Bir gün Peygamberimiz minberde hutbe okurken Hasan ve Hüseyin’in düşe kalka mescide girdiklerini görür. Konuşmasını yarıda keserek aşağı iner, onları tutar, bağrına basar.
“Cenab-ı Hak, ‘Mallarınız ve çocuklarınız sizin için birer imtihan vesilesidir’ buyururken ne kadar doğru söylemiştir. Onları görünce dayanamadım” dedikten sonra konuşmasına devam etti.
Hz. Enes de kendi gördüklerini şöyle dile getiriyor: “Peygamberimizi hutbe okurken gördüm. Hasan, dizinin üstündeydi. Ne söyleyecekse halka söylüyor, sonra eğilip çocuğu öpüyor ve ‘Ben bunu seviyorum’ diyordu.”
Ebû Said anlatıyor: “Peygamber Efendimiz secdede iken torunu Hasan geldi, sırtına çıktı. Peygamber Efendimiz de onun elinden tuttu ve ayağa kalktı. Tekrar rükûa varıncaya kadar onu sırtında tuttu. Rükûdan kalktıktan sonra bıraktı ve çocuk gitti.”

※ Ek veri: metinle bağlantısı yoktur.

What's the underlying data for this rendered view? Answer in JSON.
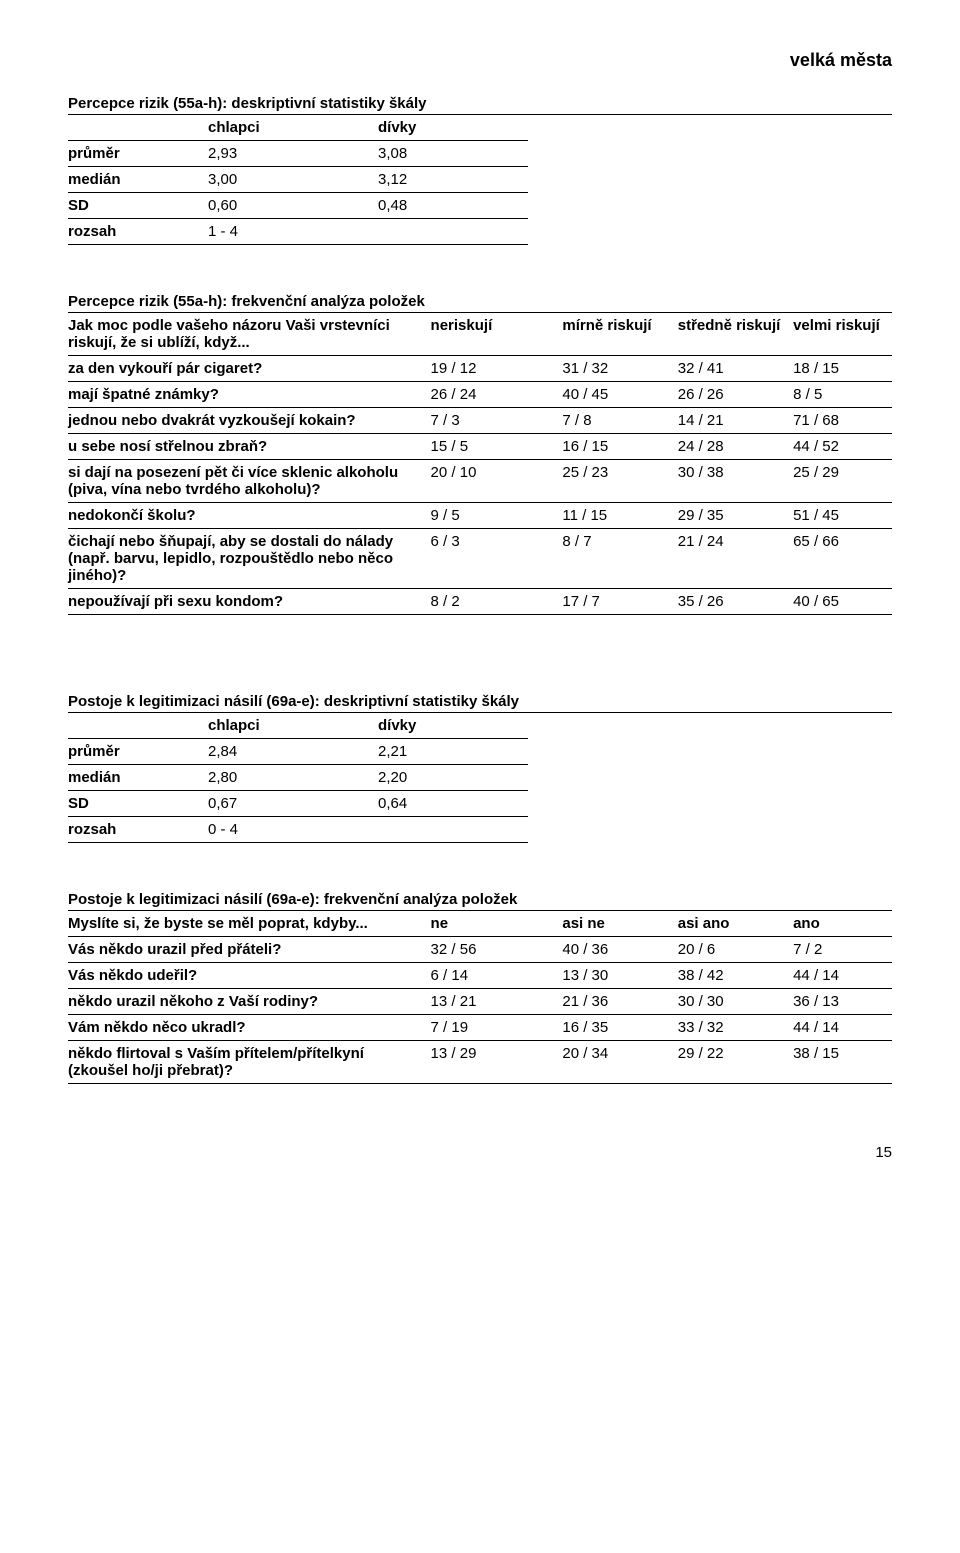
{
  "page_header": "velká města",
  "page_number": "15",
  "table1": {
    "title": "Percepce rizik (55a-h): deskriptivní statistiky škály",
    "col_chlapci": "chlapci",
    "col_divky": "dívky",
    "rows": {
      "prumer": {
        "label": "průměr",
        "a": "2,93",
        "b": "3,08"
      },
      "median": {
        "label": "medián",
        "a": "3,00",
        "b": "3,12"
      },
      "sd": {
        "label": "SD",
        "a": "0,60",
        "b": "0,48"
      },
      "rozsah": {
        "label": "rozsah",
        "a": "1 - 4",
        "b": ""
      }
    }
  },
  "table2": {
    "title": "Percepce rizik (55a-h): frekvenční analýza položek",
    "lead": "Jak moc podle vašeho názoru Vaši vrstevníci riskují, že si ublíží, když...",
    "h1": "neriskují",
    "h2": "mírně riskují",
    "h3": "středně riskují",
    "h4": "velmi riskují",
    "rows": [
      {
        "label": "za den vykouří pár cigaret?",
        "a": "19 / 12",
        "b": "31 / 32",
        "c": "32 / 41",
        "d": "18 / 15"
      },
      {
        "label": "mají špatné známky?",
        "a": "26 / 24",
        "b": "40 / 45",
        "c": "26 / 26",
        "d": "8 / 5"
      },
      {
        "label": "jednou nebo dvakrát vyzkoušejí kokain?",
        "a": "7 / 3",
        "b": "7 / 8",
        "c": "14 / 21",
        "d": "71 / 68"
      },
      {
        "label": "u sebe nosí střelnou zbraň?",
        "a": "15 / 5",
        "b": "16 / 15",
        "c": "24 / 28",
        "d": "44 / 52"
      },
      {
        "label": "si dají na posezení pět či více sklenic alkoholu (piva, vína nebo tvrdého alkoholu)?",
        "a": "20 / 10",
        "b": "25 / 23",
        "c": "30 / 38",
        "d": "25 / 29"
      },
      {
        "label": "nedokončí školu?",
        "a": "9 / 5",
        "b": "11 / 15",
        "c": "29 / 35",
        "d": "51 / 45"
      },
      {
        "label": "čichají nebo šňupají, aby se dostali do nálady (např. barvu, lepidlo, rozpouštědlo nebo něco jiného)?",
        "a": "6 / 3",
        "b": "8 / 7",
        "c": "21 / 24",
        "d": "65 / 66"
      },
      {
        "label": "nepoužívají při sexu kondom?",
        "a": "8 / 2",
        "b": "17 / 7",
        "c": "35 / 26",
        "d": "40 / 65"
      }
    ]
  },
  "table3": {
    "title": "Postoje k legitimizaci násilí (69a-e): deskriptivní statistiky škály",
    "col_chlapci": "chlapci",
    "col_divky": "dívky",
    "rows": {
      "prumer": {
        "label": "průměr",
        "a": "2,84",
        "b": "2,21"
      },
      "median": {
        "label": "medián",
        "a": "2,80",
        "b": "2,20"
      },
      "sd": {
        "label": "SD",
        "a": "0,67",
        "b": "0,64"
      },
      "rozsah": {
        "label": "rozsah",
        "a": "0 - 4",
        "b": ""
      }
    }
  },
  "table4": {
    "title": "Postoje k legitimizaci násilí (69a-e): frekvenční analýza položek",
    "lead": "Myslíte si, že byste se měl poprat, kdyby...",
    "h1": "ne",
    "h2": "asi ne",
    "h3": "asi ano",
    "h4": "ano",
    "rows": [
      {
        "label": "Vás někdo urazil před přáteli?",
        "a": "32 / 56",
        "b": "40 / 36",
        "c": "20 / 6",
        "d": "7 / 2"
      },
      {
        "label": "Vás někdo udeřil?",
        "a": "6 / 14",
        "b": "13 / 30",
        "c": "38 / 42",
        "d": "44 / 14"
      },
      {
        "label": "někdo urazil někoho z Vaší rodiny?",
        "a": "13 / 21",
        "b": "21 / 36",
        "c": "30 / 30",
        "d": "36 / 13"
      },
      {
        "label": "Vám někdo něco ukradl?",
        "a": "7 / 19",
        "b": "16 / 35",
        "c": "33 / 32",
        "d": "44 / 14"
      },
      {
        "label": "někdo flirtoval s Vaším přítelem/přítelkyní (zkoušel ho/ji přebrat)?",
        "a": "13 / 29",
        "b": "20 / 34",
        "c": "29 / 22",
        "d": "38 / 15"
      }
    ]
  }
}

Hz. Zübeyir anlatıyor: “Bir gün gözümle gördüm. Peygamber Efendimiz secdede iken Hasan geldi, sırtına bindi. Çocuk kendiliğinden ininceye kadar Peygamber Efendimiz de onu indirmedi. Peygamber Efendimiz namazda iken bacaklarını açar, Hasan da bir taraftan girer, öbür taraftan çıkardı.”
Abdullah bin Mes’ud anlatıyor: “Peygamber Efendimiz namaz kılarken secdeye varınca Hasan ve Hüseyin geldiler, sırtına bindiler. Oradakiler karışmak isteyince, Peygamber Efendimiz onlara karışmamaları için işaret etti. Namaz bittikten sonra da kucağına aldı ve şöyle buyurdu: “Kim beni seviyorsa, bunların ikisini de sevsin.”
Ebû Hüreyre anlatıyor: “Peygamber Efendimiz aleyhisselatu vesselam bir gün bir omuzunda Hasan, diğer omuzunda Hüseyin olduğu halde geldi. Yanımıza varıncaya kadar bir onu öpüyor, bir de diğerini öpüyordu.”
“Yâ Resulallah, anlaşılan onları çok seviyorsunuz” dedik. “Evet, severim. Kim onları severse beni sevmiş, kim onlara kin tutmuşsa, bana kin tutmuş olur” buyurdular.